I have been lucky enough to sample Goodwood’s excellent ‘Revival Experience’ a chance to drive some of the cars you would typically associate with Goodwood. One of those cars was a 1960s Mini and I still distinctly remember the instructor telling me, no matter what the car is doing, just keep your foot pinned to the throttle and it will work itself out. This 150bhp 1275GT is different though, grip and momentum are key and driving a fast, tidy line the only way to give the bigger engine cars a hard time. Swift’s movements on the steering wheel are wild, but the car remains compliant, composed, we fly in to the fearsome No Name corner, grabbing a bit of curve on the left hander as we excite towards Lavant. After the relatively tranquil Bentley the Mini is a riot of revs, noise and fast inputs. My laps are over in a flash, but it is a real privilege to have sat next to one of Goodwood’s most popular racers.

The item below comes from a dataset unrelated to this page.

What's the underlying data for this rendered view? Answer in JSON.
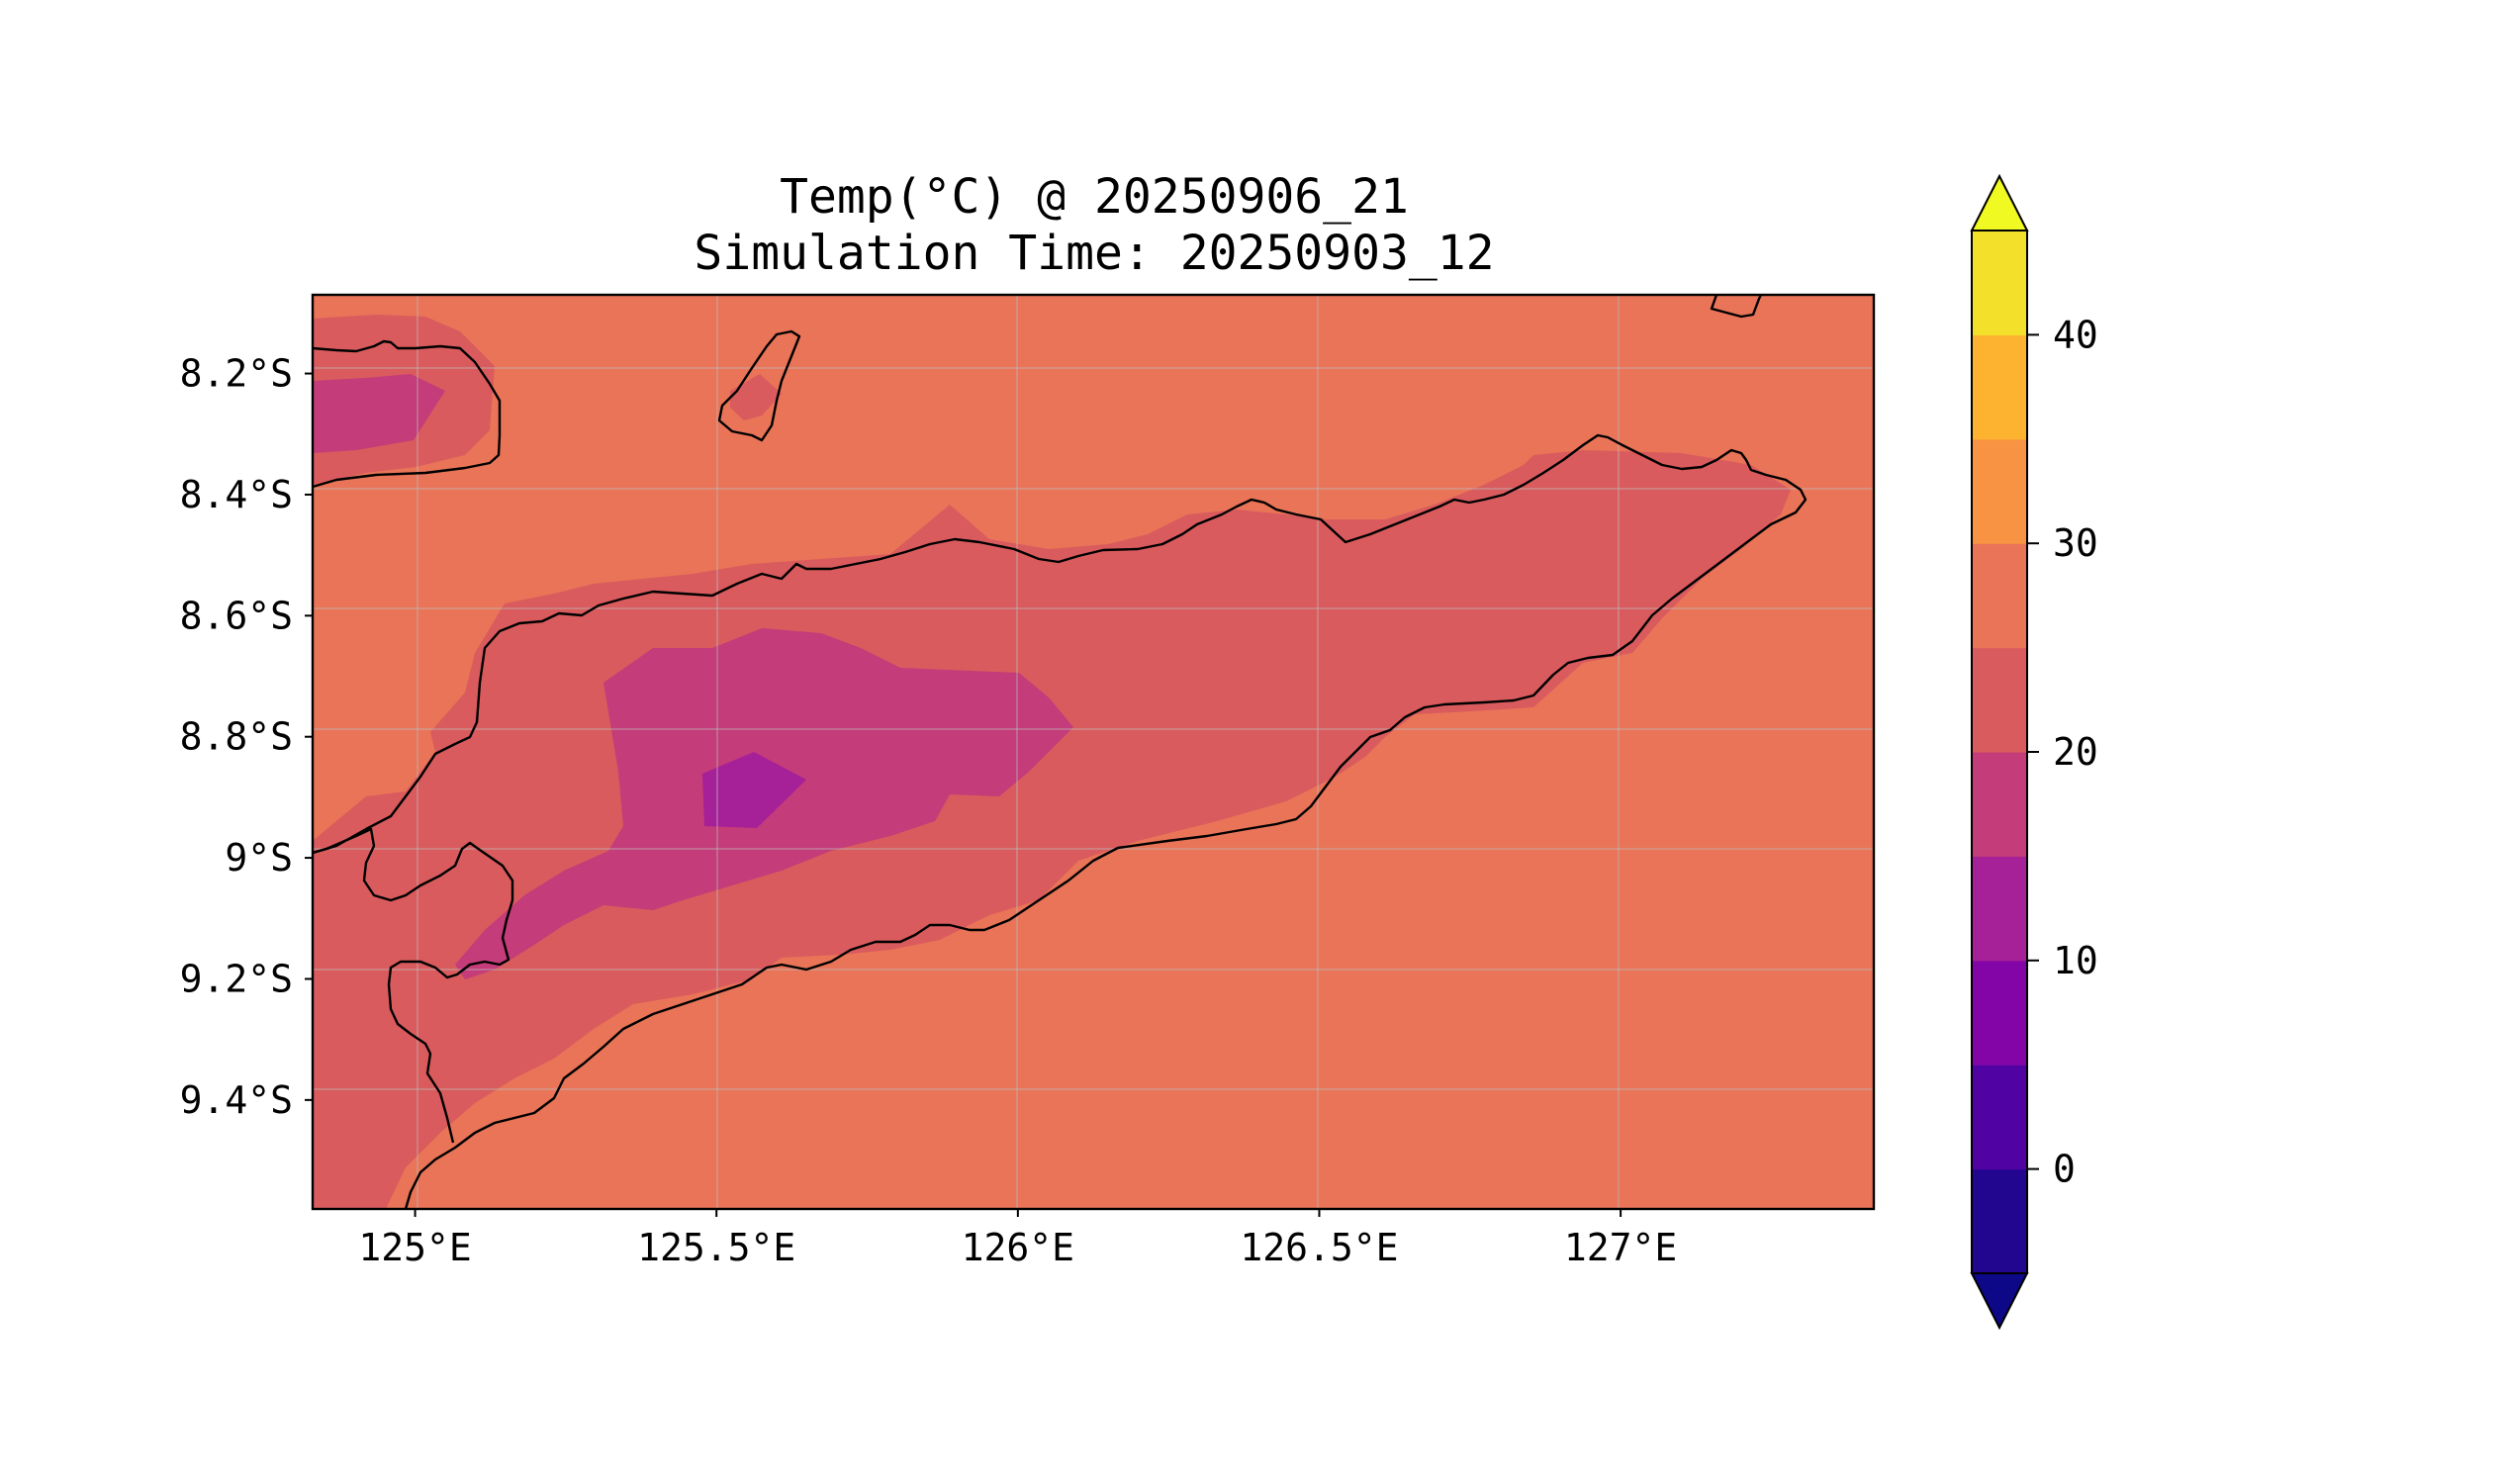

The flagship race of the Revival weekend is the Tourist Trophy, race cars from the 1960s that today would race at Le Mans – it’s the 100th anniversary this year, so expect Goodwood to be celebrating that – today Olly Bryant has brought down his 2021 race winning Cobra, but this time with a passenger seat ahead of a road rally he plans to take part in with his father.

Right now though, I am the first person to ever be strapped in to the race-winning Cobra for a feel of what some of the faster cars feel like around Goodwood. The Cobra is capable of lapping Goodwood in around 1.24, to put that in to perspective, that’s as quick as any well driven supercar can get around Goodwood. The first real surprise is the noise, it is glorious, but it’s not outrageous. I am swiftly reminded the car is wearing silencers today! The power delivery is smooth and unrelenting. Imagine a car where there was always more power available, and you’ll start to understand the performance of the Cobra. Bryant is kept busy, no doubt also dealing with the extra weight of his well-fed passenger, but the laps fly by. Short work is made of catching and passing everything else on track, including a Ferrari 296 GTB.

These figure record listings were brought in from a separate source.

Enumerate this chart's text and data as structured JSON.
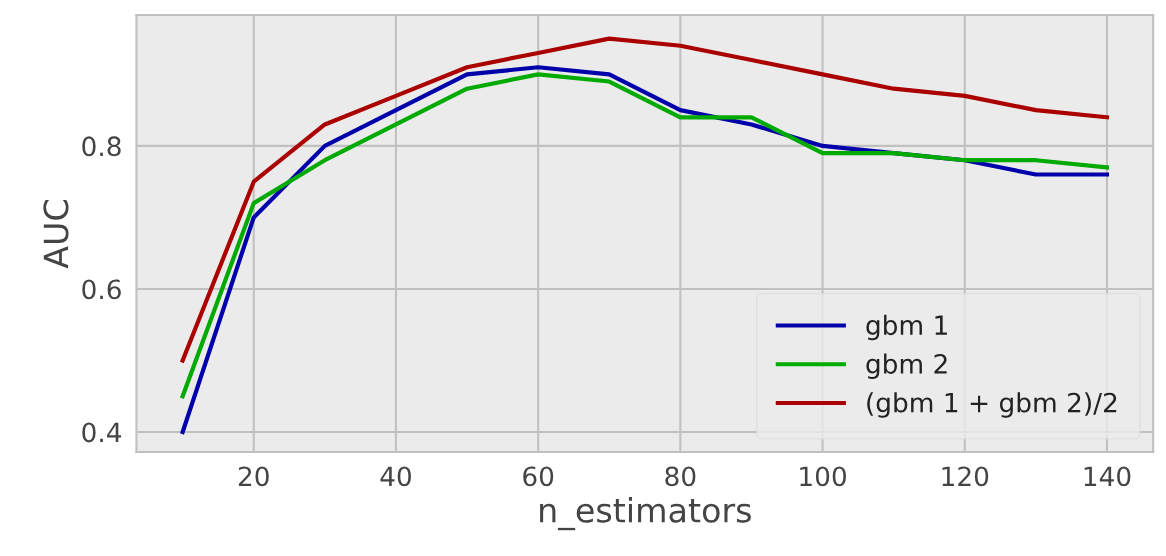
{
  "chart_data": {
    "type": "line",
    "xlabel": "n_estimators",
    "ylabel": "AUC",
    "x": [
      10,
      20,
      30,
      40,
      50,
      60,
      70,
      80,
      90,
      100,
      110,
      120,
      130,
      140
    ],
    "series": [
      {
        "name": "gbm 1",
        "color": "#0000aa",
        "values": [
          0.4,
          0.7,
          0.8,
          0.85,
          0.9,
          0.91,
          0.9,
          0.85,
          0.83,
          0.8,
          0.79,
          0.78,
          0.76,
          0.76
        ]
      },
      {
        "name": "gbm 2",
        "color": "#00aa00",
        "values": [
          0.45,
          0.72,
          0.78,
          0.83,
          0.88,
          0.9,
          0.89,
          0.84,
          0.84,
          0.79,
          0.79,
          0.78,
          0.78,
          0.77
        ]
      },
      {
        "name": "(gbm 1 + gbm 2)/2",
        "color": "#aa0000",
        "values": [
          0.5,
          0.75,
          0.83,
          0.87,
          0.91,
          0.93,
          0.95,
          0.94,
          0.92,
          0.9,
          0.88,
          0.87,
          0.85,
          0.84
        ]
      }
    ],
    "xlim": [
      3.5,
      146.5
    ],
    "ylim": [
      0.372,
      0.983
    ],
    "xticks": [
      20,
      40,
      60,
      80,
      100,
      120,
      140
    ],
    "yticks": [
      {
        "value": 0.4,
        "label": "0.4"
      },
      {
        "value": 0.6,
        "label": "0.6"
      },
      {
        "value": 0.8,
        "label": "0.8"
      }
    ],
    "grid": true,
    "legend": "bottom right"
  }
}
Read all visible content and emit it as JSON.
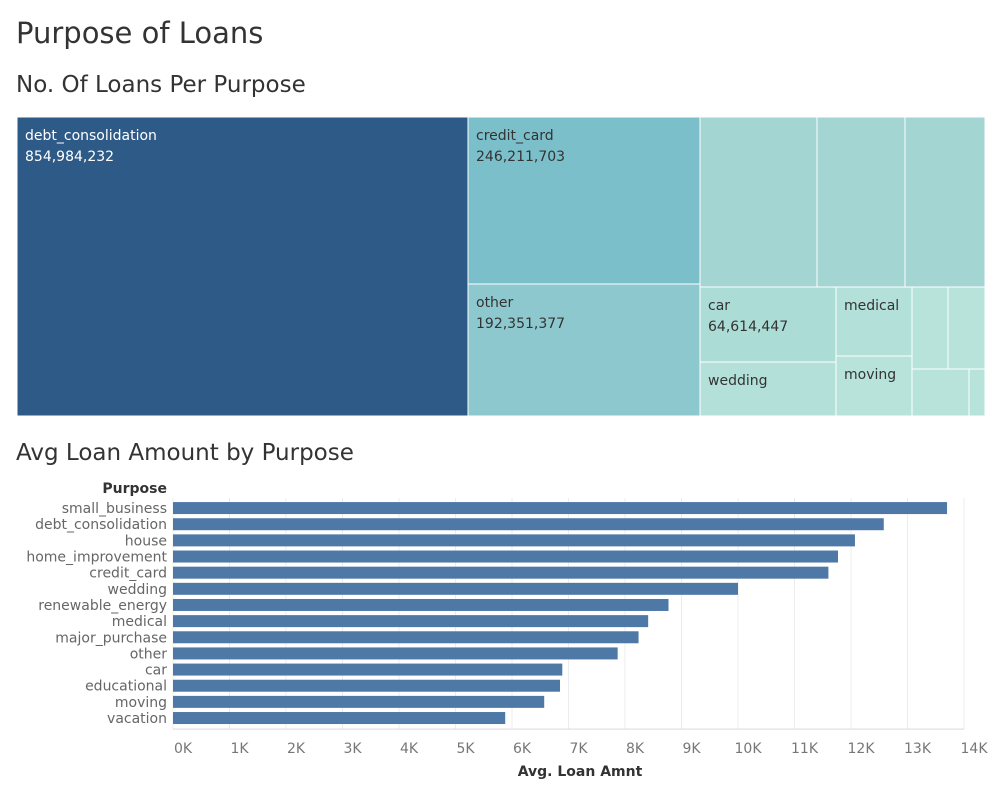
{
  "dashboard": {
    "title": "Purpose of Loans"
  },
  "chart_data": [
    {
      "type": "treemap",
      "title": "No. Of Loans Per Purpose",
      "tiles": [
        {
          "label": "debt_consolidation",
          "value": "854,984,232",
          "color": "#2e5a87"
        },
        {
          "label": "credit_card",
          "value": "246,211,703",
          "color": "#7bbfca"
        },
        {
          "label": "other",
          "value": "192,351,377",
          "color": "#8ec8cf"
        },
        {
          "label": "",
          "value": "",
          "color": "#a3d5d3"
        },
        {
          "label": "",
          "value": "",
          "color": "#a3d5d3"
        },
        {
          "label": "",
          "value": "",
          "color": "#a3d5d3"
        },
        {
          "label": "car",
          "value": "64,614,447",
          "color": "#acdcd6"
        },
        {
          "label": "wedding",
          "value": "",
          "color": "#b3e0d8"
        },
        {
          "label": "medical",
          "value": "",
          "color": "#b3e0d8"
        },
        {
          "label": "moving",
          "value": "",
          "color": "#b7e3da"
        },
        {
          "label": "",
          "value": "",
          "color": "#b7e3da"
        },
        {
          "label": "",
          "value": "",
          "color": "#b7e3da"
        },
        {
          "label": "",
          "value": "",
          "color": "#b7e3da"
        },
        {
          "label": "",
          "value": "",
          "color": "#b7e3da"
        }
      ]
    },
    {
      "type": "bar",
      "orientation": "horizontal",
      "title": "Avg Loan Amount by Purpose",
      "category_header": "Purpose",
      "xlabel": "Avg. Loan Amnt",
      "xlim": [
        0,
        14000
      ],
      "grid": true,
      "bar_color": "#4e79a7",
      "ticks": [
        {
          "value": 0,
          "label": "0K"
        },
        {
          "value": 1000,
          "label": "1K"
        },
        {
          "value": 2000,
          "label": "2K"
        },
        {
          "value": 3000,
          "label": "3K"
        },
        {
          "value": 4000,
          "label": "4K"
        },
        {
          "value": 5000,
          "label": "5K"
        },
        {
          "value": 6000,
          "label": "6K"
        },
        {
          "value": 7000,
          "label": "7K"
        },
        {
          "value": 8000,
          "label": "8K"
        },
        {
          "value": 9000,
          "label": "9K"
        },
        {
          "value": 10000,
          "label": "10K"
        },
        {
          "value": 11000,
          "label": "11K"
        },
        {
          "value": 12000,
          "label": "12K"
        },
        {
          "value": 13000,
          "label": "13K"
        },
        {
          "value": 14000,
          "label": "14K"
        }
      ],
      "categories": [
        "small_business",
        "debt_consolidation",
        "house",
        "home_improvement",
        "credit_card",
        "wedding",
        "renewable_energy",
        "medical",
        "major_purchase",
        "other",
        "car",
        "educational",
        "moving",
        "vacation"
      ],
      "values": [
        13700,
        12580,
        12070,
        11770,
        11600,
        10000,
        8770,
        8410,
        8240,
        7870,
        6890,
        6850,
        6570,
        5880
      ]
    }
  ]
}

The Cobra looks very physical to drive, it is hard to imagine 30 minutes of race pace against almost 30 other rivals, all the while trying to keep the Cobra on track at one of the fastest and most unforgiving racetracks in the world. I clamber out of the Cobra with a heightened level of respect for the men and women that race at Goodwood.

As I start to consider making a move the rain starts to draw in. The track is quieting down and there is Bill Shepherd’s 1963 Ford Galaxie. I think back to 1999 and watching the ‘BUY 1’ Jaguar MkI sliding around Goodwood and in a flash I am chatting to Shepherd and getting strapped in to the Galaxie for a few wet laps of Goodwood. You don’t slide these cars, they have a life of their own I am told. The key is to keep the huge Ford just in that sweet window where you still have control and can play with the power, weight and balance. My three laps are a masterclass of how delicately you can thread the unwieldy Galaxie around a narrow, wet racetrack. Shepherd is clearly enjoying himself, quickly working the amount of grip we still have to play with. What a privilege.

And with that, my dream is over. For those of you who are still yet to buy tickets for Goodwood’s event this year. Members’ Meeting is 15-16 April. Festival of Speed is 13-16 July and Goodwood Revival is 8-10 September. See you there.